Secondly, they are multiplayer. Unlike solitaire games, these games require and facilitate many players to think and strategise with each other, inevitably facilitating social connections which feed a deep need of the human heart. This quest for relationships is further fuelled by the fact that these players, often strangers to each other are experiencing mutual support in their common goal. As advancement in the game also requires team effort, indirect peer pressure is a closely-related reason why players have to spend many hours in the game. Each player has to be responsible in advancing his character’s potency so as to make the team stronger. Those who cannot keep up with the pace are barred from participating in certain quests which requires more advanced characters.

Thirdly, as these games require each individual to take on specific roles (such as damagers or healers), it gives the players a purpose.
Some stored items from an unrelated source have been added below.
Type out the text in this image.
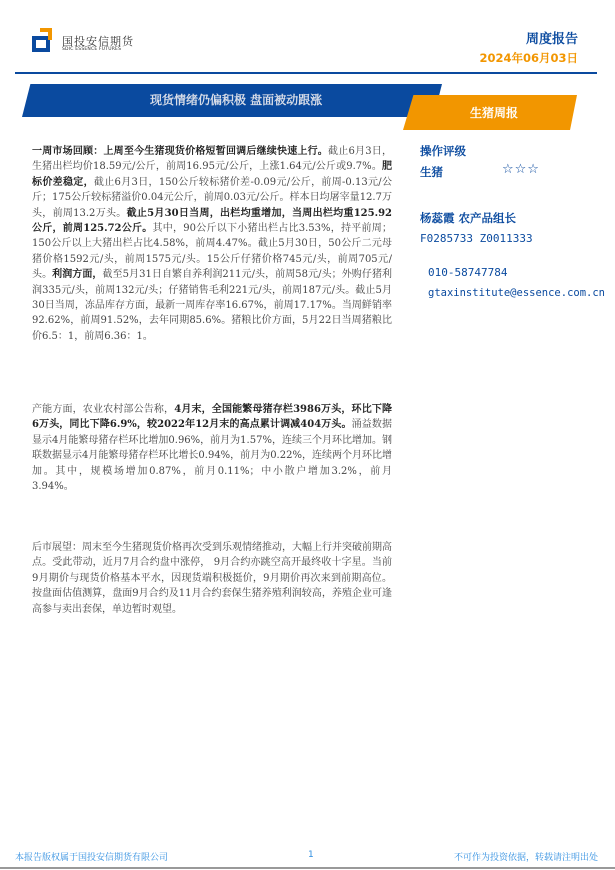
国投安信期货
SDIC ESSENCE FUTURES
周度报告
2024年06月03日
现货情绪仍偏积极 盘面被动跟涨
生猪周报
一周市场回顾：上周至今生猪现货价格短暂回调后继续快速上行。截止6月3日，生猪出栏均价18.59元/公斤，前周16.95元/公斤，上涨1.64元/公斤或9.7%。肥标价差稳定，截止6月3日，150公斤较标猪价差-0.09元/公斤，前周-0.13元/公斤；175公斤较标猪溢价0.04元公斤，前周0.03元/公斤。样本日均屠宰量12.7万头，前周13.2万头。截止5月30日当周，出栏均重增加，当周出栏均重125.92公斤，前周125.72公斤。其中，90公斤以下小猪出栏占比3.53%，持平前周；150公斤以上大猪出栏占比4.58%，前周4.47%。截止5月30日，50公斤二元母猪价格1592元/头，前周1575元/头。15公斤仔猪价格745元/头，前周705元/头。利润方面，截至5月31日自繁自养利润211元/头，前周58元/头；外购仔猪利润335元/头，前周132元/头；仔猪销售毛利221元/头，前周187元/头。截止5月30日当周，冻品库存方面，最新一周库存率16.67%，前周17.17%。当周鲜销率92.62%，前周91.52%，去年同期85.6%。猪粮比价方面，5月22日当周猪粮比价6.5：1，前周6.36：1。
产能方面，农业农村部公告称，4月末，全国能繁母猪存栏3986万头，环比下降6万头，同比下降6.9%，较2022年12月末的高点累计调减404万头。涌益数据显示4月能繁母猪存栏环比增加0.96%，前月为1.57%，连续三个月环比增加。钢联数据显示4月能繁母猪存栏环比增长0.94%，前月为0.22%，连续两个月环比增加。其中，规模场增加0.87%，前月0.11%；中小散户增加3.2%，前月3.94%。
后市展望：周末至今生猪现货价格再次受到乐观情绪推动，大幅上行并突破前期高点。受此带动，近月7月合约盘中涨停， 9月合约亦跳空高开最终收十字星。当前9月期价与现货价格基本平水，因现货端积极挺价，9月期价再次来到前期高位。按盘面估值测算，盘面9月合约及11月合约套保生猪养殖利润较高，养殖企业可逢高参与卖出套保，单边暂时观望。
操作评级
生猪	☆☆☆
杨蕊霞 农产品组长
F0285733 Z0011333
010-58747784
gtaxinstitute@essence.com.cn
本报告版权属于国投安信期货有限公司	1	不可作为投资依据，转载请注明出处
For adolescents, these roles fulfil what Erikson (a famous developmental psychologist) identified as an important need in this phase of life i.e. formation of their identity. For older adults who have not been particularly successful in real life, (lacking job security or relationship intimacy) these games provide a much-needed meaningful purpose and are refreshing as they go on their missions to kill monsters, destroy strongholds and free hostages. Best of all, the players feel invincible and indestructible since they can be restored back to life even when they are mortally wounded.

What then can be done to help these addicted gamers? As in other addictions, the first step is to help the person recognise that he (most of the gamers are males) has a problem. One way is to discuss objectively with him the symptoms that are associated with gaming addiction i.e. preoccupation, tolerance, escapism, moodiness, and loss of jobs or career opportunity.
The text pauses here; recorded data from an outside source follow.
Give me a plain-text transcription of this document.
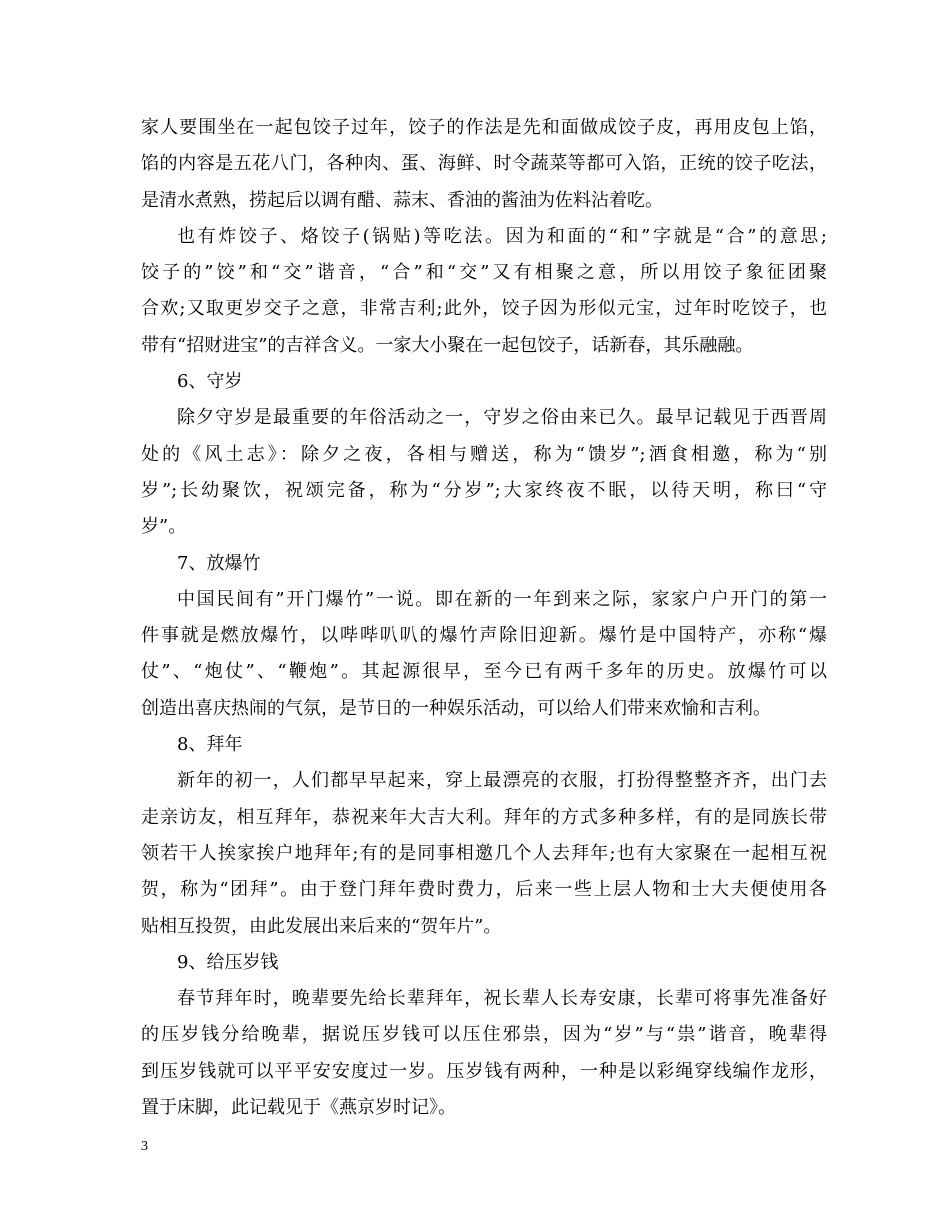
家人要围坐在一起包饺子过年，饺子的作法是先和面做成饺子皮，再用皮包上馅，
馅的内容是五花八门，各种肉、蛋、海鲜、时令蔬菜等都可入馅，正统的饺子吃法，
是清水煮熟，捞起后以调有醋、蒜末、香油的酱油为佐料沾着吃。
也有炸饺子、烙饺子(锅贴)等吃法。因为和面的“和”字就是“合”的意思;
饺子的”饺”和“交”谐音，“合”和“交”又有相聚之意，所以用饺子象征团聚
合欢;又取更岁交子之意，非常吉利;此外，饺子因为形似元宝，过年时吃饺子，也
带有“招财进宝”的吉祥含义。一家大小聚在一起包饺子，话新春，其乐融融。
6、守岁
除夕守岁是最重要的年俗活动之一，守岁之俗由来已久。最早记载见于西晋周
处的《风土志》：除夕之夜，各相与赠送，称为“馈岁”;酒食相邀，称为“别
岁”;长幼聚饮，祝颂完备，称为“分岁”;大家终夜不眠，以待天明，称曰“守
岁”。
7、放爆竹
中国民间有”开门爆竹”一说。即在新的一年到来之际，家家户户开门的第一
件事就是燃放爆竹，以哔哔叭叭的爆竹声除旧迎新。爆竹是中国特产，亦称“爆
仗”、“炮仗”、“鞭炮”。其起源很早，至今已有两千多年的历史。放爆竹可以
创造出喜庆热闹的气氛，是节日的一种娱乐活动，可以给人们带来欢愉和吉利。
8、拜年
新年的初一，人们都早早起来，穿上最漂亮的衣服，打扮得整整齐齐，出门去
走亲访友，相互拜年，恭祝来年大吉大利。拜年的方式多种多样，有的是同族长带
领若干人挨家挨户地拜年;有的是同事相邀几个人去拜年;也有大家聚在一起相互祝
贺，称为“团拜”。由于登门拜年费时费力，后来一些上层人物和士大夫便使用各
贴相互投贺，由此发展出来后来的“贺年片”。
9、给压岁钱
春节拜年时，晚辈要先给长辈拜年，祝长辈人长寿安康，长辈可将事先准备好
的压岁钱分给晚辈，据说压岁钱可以压住邪祟，因为“岁”与“祟”谐音，晚辈得
到压岁钱就可以平平安安度过一岁。压岁钱有两种，一种是以彩绳穿线编作龙形，
置于床脚，此记载见于《燕京岁时记》。
3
Secondly, strict measures have to be adopted to tackle the addiction. Depending on the severity, it may mean either decrease of playtime or stopping altogether. Parents also have to take into the consideration the age and personality of the child in meting out the appropriate approach. It may not be effective for parents of older and strong-willed adolescents to uninstall the gaming software against their will.

While enforcement of discipline is needed, there is also the need for understanding and support on the part of parents. When their children stop playing the games, it also means that they have to cut themselves from a major social support system – fellow gamers that they have been collaborating in the virtual world.  This then lead us to another important step in extinguishing the addictive behaviour i.e. find a suitable replacement to counteract their loss e.g. new hobbies, sports or other social activities. Sending him for extra tuition cannot be included in this list as it does not give them the zest and oomph to keep their minds off the MMORPGs.

If the above remedies prove difficult to implement, consider seeking professional help.